Function: display-graphic-p &optional display
This function returns t if display is a graphic display capable of displaying several frames and several different fonts at once. This is true for displays that use a window system such as X, and false for text-only terminals.

Function: display-mouse-p &optional display
This function returns t if display has a mouse available, nil if not.

Function: display-color-p &optional display
This function returns t if the screen is a color screen. It used to be called x-display-color-p, and that name is still supported as an alias.

Function: display-grayscale-p &optional display
This function returns t if the screen can display shades of gray. (All color displays can do this.)

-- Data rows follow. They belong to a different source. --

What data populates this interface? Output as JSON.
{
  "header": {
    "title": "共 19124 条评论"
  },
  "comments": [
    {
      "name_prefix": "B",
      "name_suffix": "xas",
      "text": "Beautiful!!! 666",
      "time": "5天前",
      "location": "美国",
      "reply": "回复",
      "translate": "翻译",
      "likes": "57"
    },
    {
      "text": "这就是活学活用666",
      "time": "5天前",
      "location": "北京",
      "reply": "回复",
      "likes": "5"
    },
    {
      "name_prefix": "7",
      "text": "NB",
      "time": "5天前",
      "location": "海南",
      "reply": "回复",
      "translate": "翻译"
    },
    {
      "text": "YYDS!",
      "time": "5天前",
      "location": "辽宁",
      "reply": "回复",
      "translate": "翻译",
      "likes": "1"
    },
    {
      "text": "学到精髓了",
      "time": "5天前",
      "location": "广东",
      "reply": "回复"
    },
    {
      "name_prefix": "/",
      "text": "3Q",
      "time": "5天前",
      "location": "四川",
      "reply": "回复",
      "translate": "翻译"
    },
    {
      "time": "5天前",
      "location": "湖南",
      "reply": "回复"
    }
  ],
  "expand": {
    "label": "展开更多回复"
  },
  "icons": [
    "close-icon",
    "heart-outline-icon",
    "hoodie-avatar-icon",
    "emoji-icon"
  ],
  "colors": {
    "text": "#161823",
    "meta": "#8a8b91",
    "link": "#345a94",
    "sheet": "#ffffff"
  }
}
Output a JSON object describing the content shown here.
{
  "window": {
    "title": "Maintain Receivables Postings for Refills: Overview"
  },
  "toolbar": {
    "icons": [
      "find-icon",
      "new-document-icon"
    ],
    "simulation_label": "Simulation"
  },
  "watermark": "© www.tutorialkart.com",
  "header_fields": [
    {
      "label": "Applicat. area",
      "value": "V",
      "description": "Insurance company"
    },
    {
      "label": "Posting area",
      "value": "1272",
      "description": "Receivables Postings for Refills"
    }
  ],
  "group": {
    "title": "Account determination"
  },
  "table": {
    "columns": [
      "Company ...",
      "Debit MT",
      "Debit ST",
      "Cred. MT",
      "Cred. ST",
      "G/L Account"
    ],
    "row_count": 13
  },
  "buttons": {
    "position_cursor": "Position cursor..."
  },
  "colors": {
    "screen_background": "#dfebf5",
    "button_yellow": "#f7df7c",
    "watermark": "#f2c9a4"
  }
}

Function: display-selections-p &optional display
This function returns t if display supports selections. Windowed displays normally support selections, but they may also be supported in some other cases.

Function: display-images-p &optional display
This function returns t if display can display images. Windowed displays ought in principle to handle images, but some systems lack the support for that. On a display that does not support images, Emacs cannot display a tool bar.

Function: display-screens &optional display
This function returns the number of screens associated with the display.

Function: display-pixel-height &optional display
This function returns the height of the screen in pixels.

Function: display-mm-height &optional display
This function returns the height of the screen in millimeters, or nil if Emacs cannot get that information.

Function: display-pixel-width &optional display
This function returns the width of the screen in pixels.

Function: display-mm-width &optional display
This function returns the width of the screen in millimeters, or nil if Emacs cannot get that information.

Function: display-backing-store &optional display
This function returns the backing store capability of the display. Backing store means recording the pixels of windows (and parts of windows) that are not exposed, so that when exposed they can be displayed very quickly.

Values can be the symbols always, when-mapped, or not-useful. The function can also return nil when the question is inapplicable to a certain kind of display.

Function: display-save-under &optional display
This function returns non-nil if the display supports the SaveUnder feature. That feature is used by pop-up windows to save the pixels they obscure, so that they can pop down quickly.

Function: display-planes &optional display
This function returns the number of planes the display supports. This is typically the number of bits per pixel. For a tty display, it is log to base two of the number of colours supported.

Function: display-visual-class &optional display
This function returns the visual class for the screen. The value is one of the symbols static-gray, gray-scale, static-color, pseudo-color, true-color, and direct-color.

Function: display-color-cells &optional display
This function returns the number of color cells the screen supports.

These functions obtain additional information specifically about X displays.

Function: x-server-version &optional display
This function returns the list of version numbers of the X server running the display.

Function: x-server-vendor &optional display
This function returns the vendor that provided the X server software.